The alternative for when times get weird

Boulder Belt Eco-Farm's avatar
Boulder Belt Eco-Farm
Jun 01, 2025
∙ Paid
Spring bounty from 2025. This food went into 4 farm shares

I have run a CSA (Community Supported Agriculture and NOT the white nationalist racist group Confederate States of America) for about 28 years. This is an alternative way for some people to buy food straight from the farm. They buy a share, pay up front and get a box of food weekly or biweekly. In a traditional CSA the member gets whatever the farm wants to supply. It could be shares where beets and chard are featured for weeks on end. In my CSA my members get to pick out 5 items from a list I send out weekly and they build a custom share. This prevents burn out and unused food because a member simply cannot take another week of beets or asparagus or peas. It’s a good system, I like it and my members love it.

This spring my farm share has 16 members, I would call this a small CSA as the larger CSA farms have memberships in the hundreds and few have thousands of members. I do not want to get that big. Ideally I would have around 50 to 75 members which would mean I could quit doing farmers markets, but I love doing farmers markets so I would probably still go even though the CSA would be large enough to keep the farm afloat financially.

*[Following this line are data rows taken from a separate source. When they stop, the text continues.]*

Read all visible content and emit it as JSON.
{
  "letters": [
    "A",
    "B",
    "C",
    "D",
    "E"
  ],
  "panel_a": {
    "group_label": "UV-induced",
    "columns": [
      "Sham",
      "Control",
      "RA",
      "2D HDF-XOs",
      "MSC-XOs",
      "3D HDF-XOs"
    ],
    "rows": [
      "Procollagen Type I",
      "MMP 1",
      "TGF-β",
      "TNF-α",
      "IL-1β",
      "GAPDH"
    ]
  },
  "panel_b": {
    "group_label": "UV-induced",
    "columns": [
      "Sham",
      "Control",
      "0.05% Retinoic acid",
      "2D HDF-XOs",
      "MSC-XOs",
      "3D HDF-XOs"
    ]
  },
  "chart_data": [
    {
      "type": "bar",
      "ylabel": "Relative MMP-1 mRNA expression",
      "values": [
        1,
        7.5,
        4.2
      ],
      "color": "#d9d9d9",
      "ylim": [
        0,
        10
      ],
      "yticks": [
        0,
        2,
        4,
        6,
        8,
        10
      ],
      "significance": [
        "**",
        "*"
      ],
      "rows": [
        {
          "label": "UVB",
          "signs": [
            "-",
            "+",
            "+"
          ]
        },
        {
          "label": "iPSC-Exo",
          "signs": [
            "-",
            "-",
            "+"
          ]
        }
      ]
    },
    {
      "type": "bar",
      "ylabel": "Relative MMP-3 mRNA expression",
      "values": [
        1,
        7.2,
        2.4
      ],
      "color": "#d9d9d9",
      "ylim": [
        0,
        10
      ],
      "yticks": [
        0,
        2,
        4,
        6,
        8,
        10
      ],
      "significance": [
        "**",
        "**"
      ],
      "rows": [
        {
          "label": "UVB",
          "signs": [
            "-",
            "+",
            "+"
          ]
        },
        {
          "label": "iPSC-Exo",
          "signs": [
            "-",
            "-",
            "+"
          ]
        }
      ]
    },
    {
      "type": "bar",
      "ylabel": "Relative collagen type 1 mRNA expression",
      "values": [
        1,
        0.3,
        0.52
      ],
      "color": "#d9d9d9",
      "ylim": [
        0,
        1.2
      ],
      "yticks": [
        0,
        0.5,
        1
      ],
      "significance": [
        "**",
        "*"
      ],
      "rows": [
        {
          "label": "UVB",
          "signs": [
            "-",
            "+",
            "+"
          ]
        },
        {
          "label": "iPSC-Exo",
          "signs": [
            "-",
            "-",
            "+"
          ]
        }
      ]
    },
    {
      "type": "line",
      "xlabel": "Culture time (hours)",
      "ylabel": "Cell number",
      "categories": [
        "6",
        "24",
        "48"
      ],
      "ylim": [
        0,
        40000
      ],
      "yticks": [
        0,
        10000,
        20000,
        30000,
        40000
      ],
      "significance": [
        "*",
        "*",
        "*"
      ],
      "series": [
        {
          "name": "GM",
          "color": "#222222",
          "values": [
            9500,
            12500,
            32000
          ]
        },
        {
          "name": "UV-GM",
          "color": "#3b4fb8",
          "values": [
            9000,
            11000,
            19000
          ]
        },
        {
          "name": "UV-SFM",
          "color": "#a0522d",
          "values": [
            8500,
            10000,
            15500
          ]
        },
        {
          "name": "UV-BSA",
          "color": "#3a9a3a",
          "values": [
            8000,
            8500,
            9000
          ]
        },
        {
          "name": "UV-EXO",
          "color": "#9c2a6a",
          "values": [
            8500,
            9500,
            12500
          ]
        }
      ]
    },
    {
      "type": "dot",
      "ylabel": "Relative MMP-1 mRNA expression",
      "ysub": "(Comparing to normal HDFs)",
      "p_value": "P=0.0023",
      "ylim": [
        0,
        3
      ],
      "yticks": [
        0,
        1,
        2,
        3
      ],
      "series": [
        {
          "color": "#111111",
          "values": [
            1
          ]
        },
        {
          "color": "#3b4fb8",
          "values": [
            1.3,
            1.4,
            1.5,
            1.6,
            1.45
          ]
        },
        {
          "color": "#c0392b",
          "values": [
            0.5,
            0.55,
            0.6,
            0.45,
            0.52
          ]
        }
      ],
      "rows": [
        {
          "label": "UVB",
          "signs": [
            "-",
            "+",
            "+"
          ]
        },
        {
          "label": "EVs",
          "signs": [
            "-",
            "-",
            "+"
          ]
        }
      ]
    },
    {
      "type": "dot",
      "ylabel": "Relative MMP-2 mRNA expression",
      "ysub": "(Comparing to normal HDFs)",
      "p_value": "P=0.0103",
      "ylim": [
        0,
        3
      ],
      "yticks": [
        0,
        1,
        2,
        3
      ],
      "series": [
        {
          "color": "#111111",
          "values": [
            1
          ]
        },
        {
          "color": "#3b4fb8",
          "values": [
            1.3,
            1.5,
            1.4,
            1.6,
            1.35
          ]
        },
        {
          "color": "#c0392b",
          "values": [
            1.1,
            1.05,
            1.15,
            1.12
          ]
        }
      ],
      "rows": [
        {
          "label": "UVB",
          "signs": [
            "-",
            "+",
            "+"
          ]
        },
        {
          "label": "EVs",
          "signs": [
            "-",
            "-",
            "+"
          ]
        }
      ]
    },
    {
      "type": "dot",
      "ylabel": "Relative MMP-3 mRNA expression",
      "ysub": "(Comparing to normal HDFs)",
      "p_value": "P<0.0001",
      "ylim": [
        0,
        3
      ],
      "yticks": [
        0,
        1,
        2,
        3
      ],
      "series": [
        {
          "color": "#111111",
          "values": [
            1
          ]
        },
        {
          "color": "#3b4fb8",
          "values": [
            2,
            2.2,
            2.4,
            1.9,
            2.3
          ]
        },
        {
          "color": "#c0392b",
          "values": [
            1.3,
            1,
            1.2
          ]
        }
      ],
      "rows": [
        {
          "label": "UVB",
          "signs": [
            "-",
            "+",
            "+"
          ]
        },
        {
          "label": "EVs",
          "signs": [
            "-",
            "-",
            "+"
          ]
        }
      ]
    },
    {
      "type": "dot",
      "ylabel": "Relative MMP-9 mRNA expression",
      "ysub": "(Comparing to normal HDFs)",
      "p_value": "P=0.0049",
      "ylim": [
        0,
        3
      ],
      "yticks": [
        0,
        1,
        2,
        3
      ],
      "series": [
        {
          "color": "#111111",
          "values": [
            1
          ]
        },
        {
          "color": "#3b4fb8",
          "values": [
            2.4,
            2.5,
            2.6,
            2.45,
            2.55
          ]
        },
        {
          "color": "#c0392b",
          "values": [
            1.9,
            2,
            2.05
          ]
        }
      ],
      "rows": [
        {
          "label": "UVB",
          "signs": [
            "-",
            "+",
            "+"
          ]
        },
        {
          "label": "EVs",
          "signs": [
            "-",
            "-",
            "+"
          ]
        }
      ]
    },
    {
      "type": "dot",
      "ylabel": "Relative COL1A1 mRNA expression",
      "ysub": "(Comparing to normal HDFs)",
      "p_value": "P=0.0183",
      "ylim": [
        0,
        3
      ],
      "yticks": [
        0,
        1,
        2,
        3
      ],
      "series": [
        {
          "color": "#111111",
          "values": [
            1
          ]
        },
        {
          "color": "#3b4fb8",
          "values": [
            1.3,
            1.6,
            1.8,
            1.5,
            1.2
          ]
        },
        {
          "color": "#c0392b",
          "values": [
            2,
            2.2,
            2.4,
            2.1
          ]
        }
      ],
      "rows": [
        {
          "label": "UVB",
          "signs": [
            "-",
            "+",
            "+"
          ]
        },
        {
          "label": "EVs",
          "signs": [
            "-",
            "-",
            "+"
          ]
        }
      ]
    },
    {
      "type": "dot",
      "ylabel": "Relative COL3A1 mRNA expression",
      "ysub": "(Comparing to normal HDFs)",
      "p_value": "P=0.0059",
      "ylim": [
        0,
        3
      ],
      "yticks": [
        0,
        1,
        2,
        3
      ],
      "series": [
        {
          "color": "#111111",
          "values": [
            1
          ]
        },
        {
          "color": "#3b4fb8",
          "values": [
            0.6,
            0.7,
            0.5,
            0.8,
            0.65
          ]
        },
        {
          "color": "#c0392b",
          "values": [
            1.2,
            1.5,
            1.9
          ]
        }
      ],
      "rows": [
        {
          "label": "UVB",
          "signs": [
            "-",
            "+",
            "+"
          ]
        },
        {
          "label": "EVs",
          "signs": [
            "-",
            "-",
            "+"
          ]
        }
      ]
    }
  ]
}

Chuck and farmer Eugene are socially distanced during a CSA pick up in 2020

Only once did I get almost to the goal of 50 member. That was during the beginning of the Covid lockdowns in the spring of 2020 when the food supply chains were getting disrupted and people started panicking. That year I went from 3 CSA members and the very real prospect shutting down the farm share in February. This was before C19 had a name and things were still open and I figured we would depend on farmers markets for our main income. In March everything changed, the farmers market I do was closed until further notice (we do a winter FM). We had to figure out how to sell all the produce we were producing so I quickly set up an ordering system and people would order food and come to the farm and pick it up remotely. I was considering going with this system when in April about 3 weeks into the C19 shutdown I suddenly went from 3 members to over 45 members and the 2020 farm season was saved. It was a good growing season and I thought that maybe my CSA after 20 some years was going to be really successful. that we would retain most of these members for years. We did not, By 2022 we were down to around 25 members, 2023 that number went down and again last year it did the same thing. We did get 10 members from the covid scare that have stuck with us ever since and will likely be with us until either we get out of farming (I will probably do this until I die) or they die or move.